The 488-metre-long hull of Shell’s Prelude floating liquefied natural gas (FLNG) facility has been floated out of the dry dock at the Samsung Heavy Industries (SHI) yard in Geoje, South Korea, where the facility is currently under construction. Once complete, Prelude FLNG will be the largest floating facility ever built. It will unlock new energy resources offshore and produce approximately 3.6 million tonnes of liquefied natural gas (LNG) per annum to meet growing demand.

“Making FLNG a reality is no simple feat,” said Matthias Bichsel, Shell Projects & Technology Director. “A project of this complexity – both in size and ingenuity – harnesses the best of engineering, design, manufacturing and supply chain expertise from around the world. Getting to this stage of construction, given that we only cut the first steel a year ago, is down to the expert team we have ensuring that the project’s critical dimensions of safety, quality, cost and schedule are delivered.”

FLNG will allow Shell to produce natural gas at sea, turn it into liquefied natural gas and then transfer it directly to the ships that will transport it to customers. It will enable the development of gas resources ranging from clusters of smaller more remote fields to potentially larger fields via multiple facilities where, for a range of reasons, an onshore development is not viable. This can mean faster, cheaper, more flexible development and deployment strategies for resources that were previously uneconomic, or constrained by technical or other risks.

Prelude FLNG is the first deployment of Shell’s FLNG technology and will operate in a remote basin around 475 kilometres north-east of Broome, Western Australia for around 25 years. The facility will remain onsite during all weather events, having been designed to withstand a category 5 cyclone.

Shell is the operator of Prelude FLNG in joint venture with INPEX (17.5%), KOGAS (10%) and OPIC (5%), working with long-term strategic partners Technip and Samsung Heavy Industries (the Technip Samsung Consortium).
    
About Prelude
    
    •    Prelude is expected to produce 3.6 million tonnes per annum (mtpa) of LNG, 1.3 mtpa of condensate   and 0.4 mtpa of LPG, and to remain on location for approximately 25 years.

    

•    The Prelude FLNG hull is longer than four soccer fields laid end to end and it is longer than the Empire State Building is tall.

    

•    The LNG storage tanks have a capacity equivalent to approximately 175 Olympic swimming pools.

    

•    Once complete, the FLNG facility will weigh more than 600,000 tonnes fully loaded, displacing the same amount of water as six of the world’s largest aircraft carriers.
   

•    Whilst the Prelude facility is big it is also small – taking up 1/4 the area of an equivalent onshore LNG plant.

    

•    Existing technology that has been adapted for FLNG includes:


* Close coupling between the producing wells and the LNG processing facility – This is the physically short  length from one to the other

* Mooring systems – making it bigger for the largest floating facility ever built and dealing with the associated forces.
o The marinisation of processing equipment, so that it will work on a floating facility.
* Water intake risers, as water will be used as part of the cooling process needed to turn the gas into LNG.
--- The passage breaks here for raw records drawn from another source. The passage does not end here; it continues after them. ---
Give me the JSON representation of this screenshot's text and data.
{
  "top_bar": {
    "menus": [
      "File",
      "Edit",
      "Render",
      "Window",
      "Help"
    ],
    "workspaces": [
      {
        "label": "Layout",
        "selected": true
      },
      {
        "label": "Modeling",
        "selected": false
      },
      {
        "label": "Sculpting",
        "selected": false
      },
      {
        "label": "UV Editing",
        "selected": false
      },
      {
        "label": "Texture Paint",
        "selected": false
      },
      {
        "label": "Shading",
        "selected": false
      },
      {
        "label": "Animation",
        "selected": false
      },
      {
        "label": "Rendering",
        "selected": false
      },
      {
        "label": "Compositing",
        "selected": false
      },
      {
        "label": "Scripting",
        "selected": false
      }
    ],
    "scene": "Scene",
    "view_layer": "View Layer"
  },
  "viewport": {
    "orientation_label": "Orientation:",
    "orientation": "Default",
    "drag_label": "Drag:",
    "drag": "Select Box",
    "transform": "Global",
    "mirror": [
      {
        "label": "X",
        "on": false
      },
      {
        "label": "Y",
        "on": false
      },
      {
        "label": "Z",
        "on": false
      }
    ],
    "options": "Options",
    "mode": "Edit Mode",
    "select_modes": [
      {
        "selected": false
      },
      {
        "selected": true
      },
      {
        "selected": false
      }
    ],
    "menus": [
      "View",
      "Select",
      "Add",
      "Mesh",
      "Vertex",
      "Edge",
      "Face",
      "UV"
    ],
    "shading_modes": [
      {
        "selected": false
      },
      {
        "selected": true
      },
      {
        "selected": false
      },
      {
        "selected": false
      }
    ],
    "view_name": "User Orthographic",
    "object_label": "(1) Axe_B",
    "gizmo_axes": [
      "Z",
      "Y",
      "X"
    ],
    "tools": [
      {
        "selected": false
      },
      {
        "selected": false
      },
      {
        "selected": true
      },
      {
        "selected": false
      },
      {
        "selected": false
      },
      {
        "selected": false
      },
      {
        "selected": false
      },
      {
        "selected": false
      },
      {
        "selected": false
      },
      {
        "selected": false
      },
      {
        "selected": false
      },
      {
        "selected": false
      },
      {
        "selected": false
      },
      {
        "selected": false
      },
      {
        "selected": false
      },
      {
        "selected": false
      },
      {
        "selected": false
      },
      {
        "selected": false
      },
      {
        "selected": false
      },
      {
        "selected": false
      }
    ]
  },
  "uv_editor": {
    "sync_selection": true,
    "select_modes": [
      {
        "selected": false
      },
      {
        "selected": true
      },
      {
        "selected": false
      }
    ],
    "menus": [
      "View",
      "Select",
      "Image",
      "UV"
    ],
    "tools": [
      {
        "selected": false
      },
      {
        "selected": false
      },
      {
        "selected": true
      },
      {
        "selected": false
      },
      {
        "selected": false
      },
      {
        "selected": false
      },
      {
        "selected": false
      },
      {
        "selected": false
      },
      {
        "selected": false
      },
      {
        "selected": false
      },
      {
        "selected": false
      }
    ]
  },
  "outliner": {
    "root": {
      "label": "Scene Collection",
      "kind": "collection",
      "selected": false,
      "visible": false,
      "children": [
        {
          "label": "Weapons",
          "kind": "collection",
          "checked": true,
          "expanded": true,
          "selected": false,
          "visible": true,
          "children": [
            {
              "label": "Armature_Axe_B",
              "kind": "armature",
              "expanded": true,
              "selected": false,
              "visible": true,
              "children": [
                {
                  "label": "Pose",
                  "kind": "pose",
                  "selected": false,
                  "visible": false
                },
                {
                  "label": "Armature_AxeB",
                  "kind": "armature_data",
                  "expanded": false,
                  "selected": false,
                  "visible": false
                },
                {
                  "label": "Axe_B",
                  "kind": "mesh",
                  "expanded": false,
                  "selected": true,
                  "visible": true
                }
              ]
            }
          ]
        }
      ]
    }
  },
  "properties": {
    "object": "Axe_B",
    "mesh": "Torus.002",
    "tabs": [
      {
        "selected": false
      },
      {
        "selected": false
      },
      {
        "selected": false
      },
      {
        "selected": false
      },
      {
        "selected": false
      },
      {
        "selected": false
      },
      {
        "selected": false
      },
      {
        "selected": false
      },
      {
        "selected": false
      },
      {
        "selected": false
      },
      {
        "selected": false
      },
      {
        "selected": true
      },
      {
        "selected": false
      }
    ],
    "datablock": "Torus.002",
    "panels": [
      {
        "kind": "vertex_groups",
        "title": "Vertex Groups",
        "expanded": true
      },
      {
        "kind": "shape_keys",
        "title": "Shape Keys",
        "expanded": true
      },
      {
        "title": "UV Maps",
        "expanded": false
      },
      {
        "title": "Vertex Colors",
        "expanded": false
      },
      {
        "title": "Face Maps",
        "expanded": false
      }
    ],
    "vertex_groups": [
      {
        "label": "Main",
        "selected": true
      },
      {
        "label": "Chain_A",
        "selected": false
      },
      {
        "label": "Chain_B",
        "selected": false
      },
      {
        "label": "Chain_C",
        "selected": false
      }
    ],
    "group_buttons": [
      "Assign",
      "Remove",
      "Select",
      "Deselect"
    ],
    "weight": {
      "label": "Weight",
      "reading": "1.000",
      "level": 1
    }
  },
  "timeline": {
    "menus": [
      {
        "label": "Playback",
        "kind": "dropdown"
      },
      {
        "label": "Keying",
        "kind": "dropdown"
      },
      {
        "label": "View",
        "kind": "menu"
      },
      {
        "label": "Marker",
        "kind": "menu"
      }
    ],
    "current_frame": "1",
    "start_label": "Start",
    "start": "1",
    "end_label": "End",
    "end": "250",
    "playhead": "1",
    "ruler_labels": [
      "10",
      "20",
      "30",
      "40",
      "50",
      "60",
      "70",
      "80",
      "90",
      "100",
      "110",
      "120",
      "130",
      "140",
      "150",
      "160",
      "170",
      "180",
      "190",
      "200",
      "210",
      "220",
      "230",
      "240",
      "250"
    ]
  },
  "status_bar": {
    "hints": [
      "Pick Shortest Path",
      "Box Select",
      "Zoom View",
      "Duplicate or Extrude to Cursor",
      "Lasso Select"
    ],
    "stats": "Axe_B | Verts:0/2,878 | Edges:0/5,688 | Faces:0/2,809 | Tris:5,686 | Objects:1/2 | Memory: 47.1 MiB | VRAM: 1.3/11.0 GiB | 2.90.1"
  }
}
* LNG tanks that can handle sloshing – that is the motions of the liquid LNG within the hull if and when there are stormy seas.
* LNG offloading arms which will transfer LNG from the facility to the ships moored alongside – two moving facilities instead of just one.

    

•    On 2 September 2013, Woodside announced the use of Shell FLNG technology as the development concept to progress through the Basis of Design (BOD) phase to commercialise the Browse gas fields.